In Europa i lavoratori delle piattaforme digitali saranno finalmente considerati lavoratori con diritti inviolabili. A stabilirlo è la Platform work Directive, un pacchetto di nuove regole varate dall’Unione europea il 13 dicembre, nell’ambito di in un’ampia riforma della gig economy che interesserà tra gli altri gli autisti di Uber e i rider delle aziende di food delivery.
Parlamento europeo e Consiglio dell’UE hanno infatti trovato un accordo per migliorare le condizioni dei lavoratori delle piattaforme, da troppo tempo vittime di sfruttamento, precarietà, salari indecenti e algoritmi opachi e pervasivi.
In questi anni mi sono battuta con tutte le mie forze per sostenere questa categoria e ora finalmente si vede la luce in fondo al tunnel: tra le misure contenute nella direttiva c’è anche il principio di inversione dell’onere della prova che, come ho raccontato in altri articoli della mia newsletter, si sostanzia nell’obbligo del datore di lavoro – le piattaforme del food delivery – di dimostrare la natura del rapporto di lavoro qualora il lavoratore o la lavoratrice denunci irregolarità o uno status occupazionale incorretto.
TRA OPPORTUNITÀ LAVORATIVE E PERICOLOSE ZONE GRIGIE
L’economia delle piattaforme digitali è cresciuta in modo esponenziale negli ultimi anni: le entrate sono passate da tre miliardi di euro nel 2016 a circa 14 miliardi di euro nel 2020 e il numero di lavoratori delle piattaforme dovrebbe raggiungere i 43 milioni entro il 2025.
La gig economy ha arricchito le multinazionali a discapito delle condizioni di lavoro e di vita di milioni di lavoratori e lavoratrici, 28 milioni circa attualmente, ma che secondo le stime della Commissione europea sono destinati a raddoppiare entro il 2050.
L’economia delle piattaforme, dunque, è destinato a consolidarsi come comparto produttivo del mercato unico europeo: le nuove norme della direttiva garantiranno finalmente, dopo anni di attesa e proteste, una parte importante di occupati dell’Unione europea per un modello di sviluppo sostenibile.
Il futuro è legato a doppio filo alla transizione tecnologica e digitale.

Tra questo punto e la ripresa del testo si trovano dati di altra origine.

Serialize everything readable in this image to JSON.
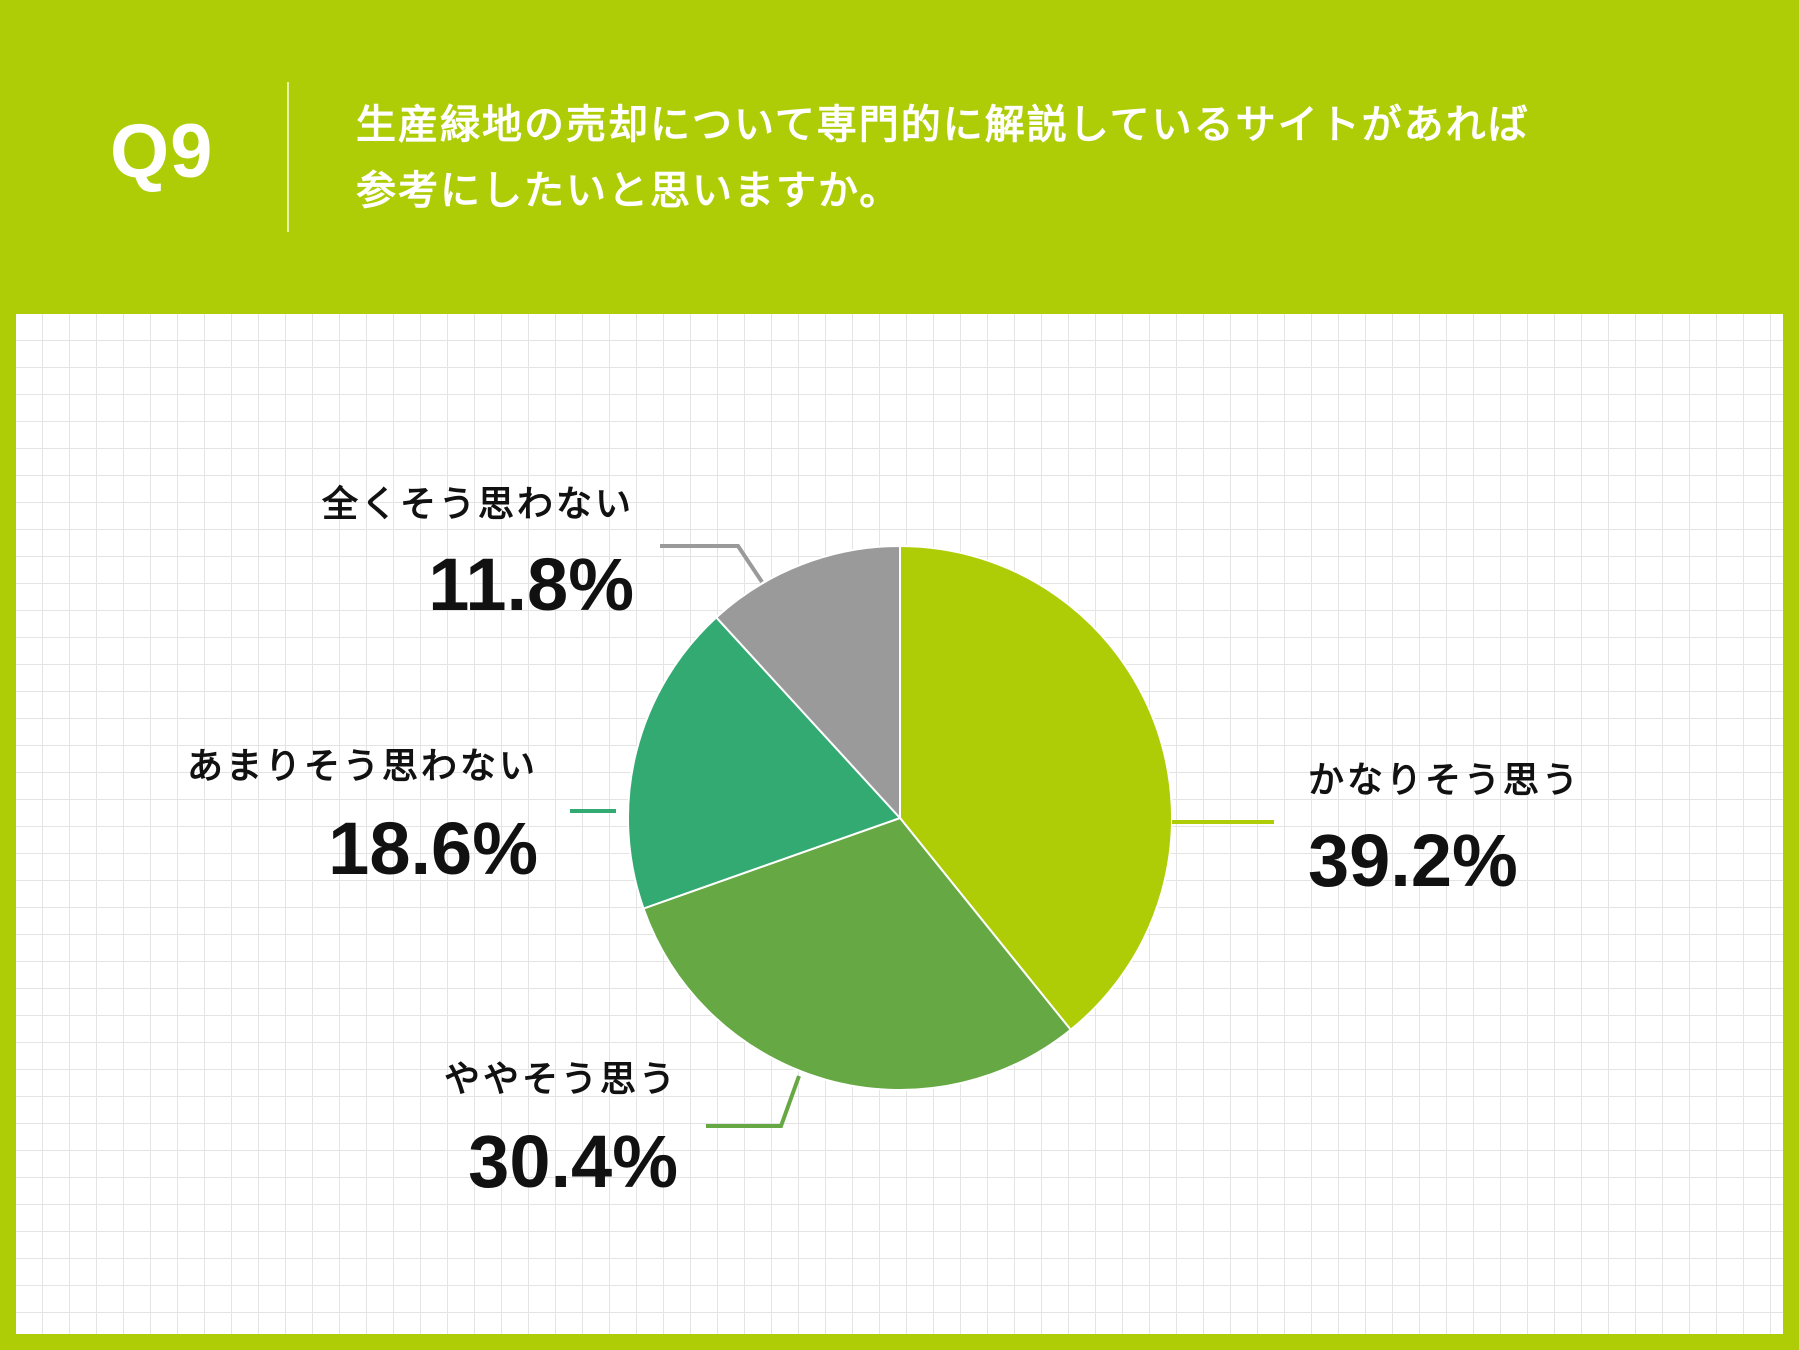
{
  "header": {
    "q_number": "Q9",
    "question_line1": "生産緑地の売却について専門的に解説しているサイトがあれば",
    "question_line2": "参考にしたいと思いますか。"
  },
  "colors": {
    "background": "#aecd06",
    "panel": "#ffffff",
    "grid": "#e4e4e4"
  },
  "chart_data": {
    "type": "pie",
    "start_angle_deg": 0,
    "direction": "clockwise",
    "slices": [
      {
        "label": "かなりそう思う",
        "value": 39.2,
        "value_label": "39.2%",
        "color": "#aecd06"
      },
      {
        "label": "ややそう思う",
        "value": 30.4,
        "value_label": "30.4%",
        "color": "#66a844"
      },
      {
        "label": "あまりそう思わない",
        "value": 18.6,
        "value_label": "18.6%",
        "color": "#34aa73"
      },
      {
        "label": "全くそう思わない",
        "value": 11.8,
        "value_label": "11.8%",
        "color": "#9a9a9a"
      }
    ]
  }
}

La crescita dell’economia delle piattaforme – coincisa con la pandemia di Covid-19 – ci ha mostrato la necessità e l’urgenza di dare norme chiare e stringenti per tutelare il lavoro dall’utilizzo indiscriminato, opaco, pervasivo e sbagliato degli algoritmi.
Mia la proposta di rendere accessibili gli algoritmi ai rappresentanti dei lavoratori e delle lavoratrici e dunque alla contrattazione collettiva nazionale per dettare condizioni di utilizzo giuste e sostenibili, aderenti al diritto giuslavoristico dei paesi europei, e prevenire così i casi di sfruttamento e di abusi a cui abbiamo assistito purtroppo in questo decennio.
LE NUOVE REGOLE PER RIDER E AUTISTI
Nel dettaglio, dopo i negoziati la direttiva sui lavoratori delle piattaforme prevede:
- la corretta classificazione dello stato occupazionale dei lavoratori e delle lavoratrici
- la introduzione di norme di gestione algoritmica e di utilizzo dell’intelligenza artificiale nei luoghi di lavoro.
- la presunzione del rapporto di lavoro subordinato scatta quando sono presenti due indicatori di controllo o di direzione su un elenco di cinque. La presunzione può essere fatta valere dal lavoratore o dalla lavoratrice, dai rappresentanti sindacali e dalle autorità competenti di loro iniziativa.
- diritto a essere informati: i lavoratori e le lavoratrici delle piattaforme hanno il diritto di accedere alle informazioni relative al funzionamento degli algoritmi e alle modalità con cui influenzano le decisioni adottate dai sistemi automatizzati.
E infatti come Parlamento abbiamo chiesto e ottenuto il divieto per le piattaforme di adottare decisioni importanti, come licenziamenti e sospensioni un account, senza la supervisione umana.